While The Wheel of Time cuts a lot of material, Foundation expands into brand-new territory. Isaac Asimov's novels are collections of short stories and novellas spanning thousands of years, which makes them hard to adapt as a continuous story. The show ends up taking creative liberties in order to give Foundation more connective tissue than just "these stories all involve the Foundation." These liberties include an entirely new storyline involving a dynasty of cloned Emperors, which resulted in one the year's most compelling episodes, as well as the addition of characters from the Foundation prequels and more developed backstories for characters like Gaal Dornick (Lou Llobell). Thanks to many of these changes, Foundation feels more cohesive, with a fleshed-out universe and defined characters.

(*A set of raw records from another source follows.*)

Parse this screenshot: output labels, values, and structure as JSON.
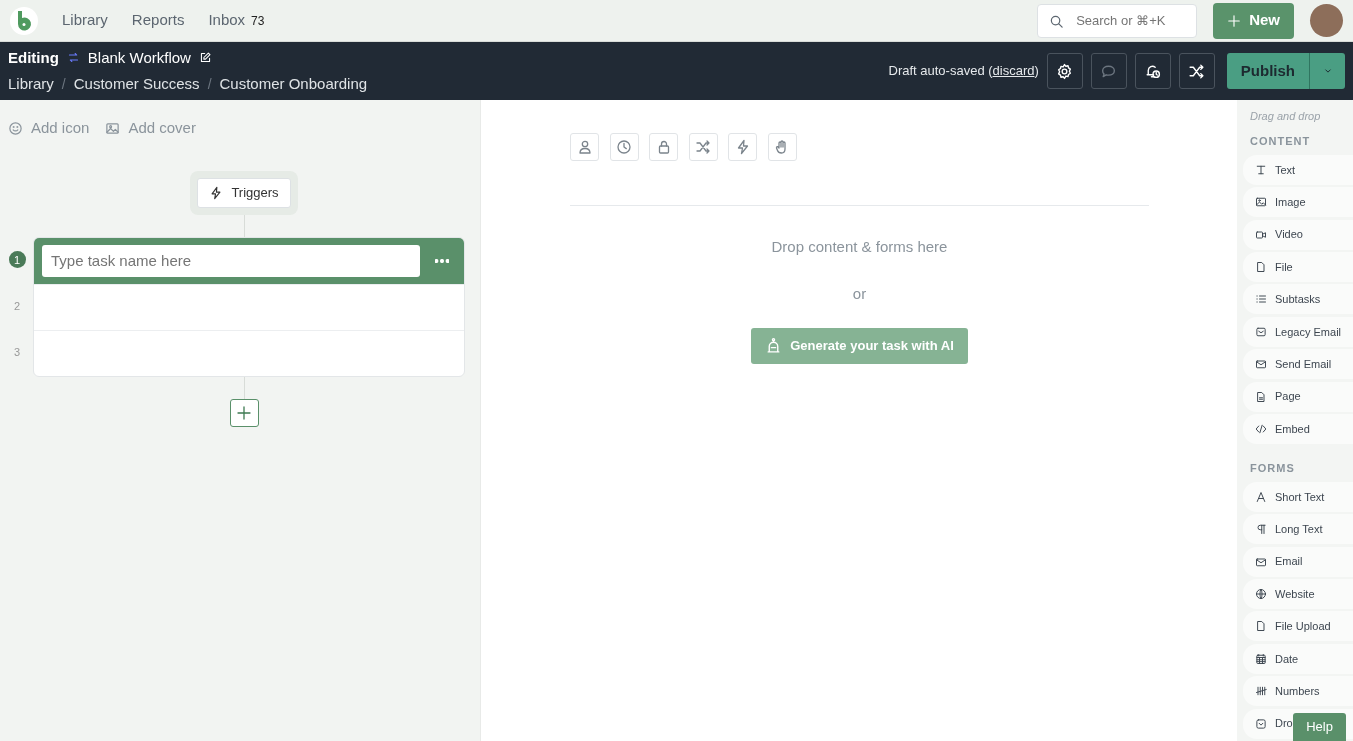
{
  "top_nav": {
    "links": [
      {
        "label": "Library"
      },
      {
        "label": "Reports"
      },
      {
        "label": "Inbox",
        "count": "73"
      }
    ],
    "search": {
      "placeholder": "Search or ⌘+K"
    },
    "new_button": "New"
  },
  "editor_bar": {
    "mode": "Editing",
    "title": "Blank Workflow",
    "breadcrumbs": [
      "Library",
      "Customer Success",
      "Customer Onboarding"
    ],
    "breadcrumb_separator": "/",
    "status": "Draft auto-saved (",
    "discard": "discard",
    "status_end": ")",
    "publish": "Publish"
  },
  "left_panel": {
    "add_icon": "Add icon",
    "add_cover": "Add cover",
    "triggers": "Triggers",
    "tasks": [
      {
        "number": "1",
        "placeholder": "Type task name here",
        "selected": true
      },
      {
        "number": "2",
        "selected": false
      },
      {
        "number": "3",
        "selected": false
      }
    ]
  },
  "canvas": {
    "drop_hint": "Drop content & forms here",
    "or": "or",
    "ai_button": "Generate your task with AI"
  },
  "palette": {
    "hint": "Drag and drop",
    "sections": [
      {
        "title": "CONTENT",
        "items": [
          "Text",
          "Image",
          "Video",
          "File",
          "Subtasks",
          "Legacy Email",
          "Send Email",
          "Page",
          "Embed"
        ]
      },
      {
        "title": "FORMS",
        "items": [
          "Short Text",
          "Long Text",
          "Email",
          "Website",
          "File Upload",
          "Date",
          "Numbers",
          "Dro"
        ]
      }
    ]
  },
  "help_button": "Help"
}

5. …but too much deviation can wear thin

A woman looks out over an icy planet. A moon looms in the background.
Leah Harvey is great in "Foundation," which suffers from too many changes. Credit: Apple TV+

The biggest problem with Foundation is that once it starts making changes, it can't stop. The Terminus plot involving Salvor Hardin (Leah Harvey) and Anacreon is as far removed from its source material as possible, even diving into Star Wars planet-destroying-ship territory at one point in a departure from the tone of Asimov's diplomacy-focused Salvor-centered stories. As a result, that plotline is the most unsatisfying part of Foundation, despite Harvey and their co-stars' strong performances and the show's stunning visuals. Good acting and effects can only make up for so much when a story goes south.

The same goes for Netflix's live-action adaptation of classic anime Cowboy Bebop, which Mashable's Alison Foreman critiques for changing elements of Jet's (Mustafa Shakir) backstory and altering villain Vicious (Alex Hassell) and love interest Julia (Elena Satine) beyond recognition. Foreman writes, "I found the audacity of claiming this series as a Cowboy Bebop successor kept me from enjoying what it was doing well. I couldn’t see beyond the anime inspiration it was mangling." 

Projects like West Side Story and The Wheel of Time prove that adaptations can certainly make changes for the better, including updating outdated material, but go one step too far and you're looking at something entirely unrecognizable. Whether an adaptation succeeds often depends on how well it balances the new and the familiar, and how well it understands its source material in the first place.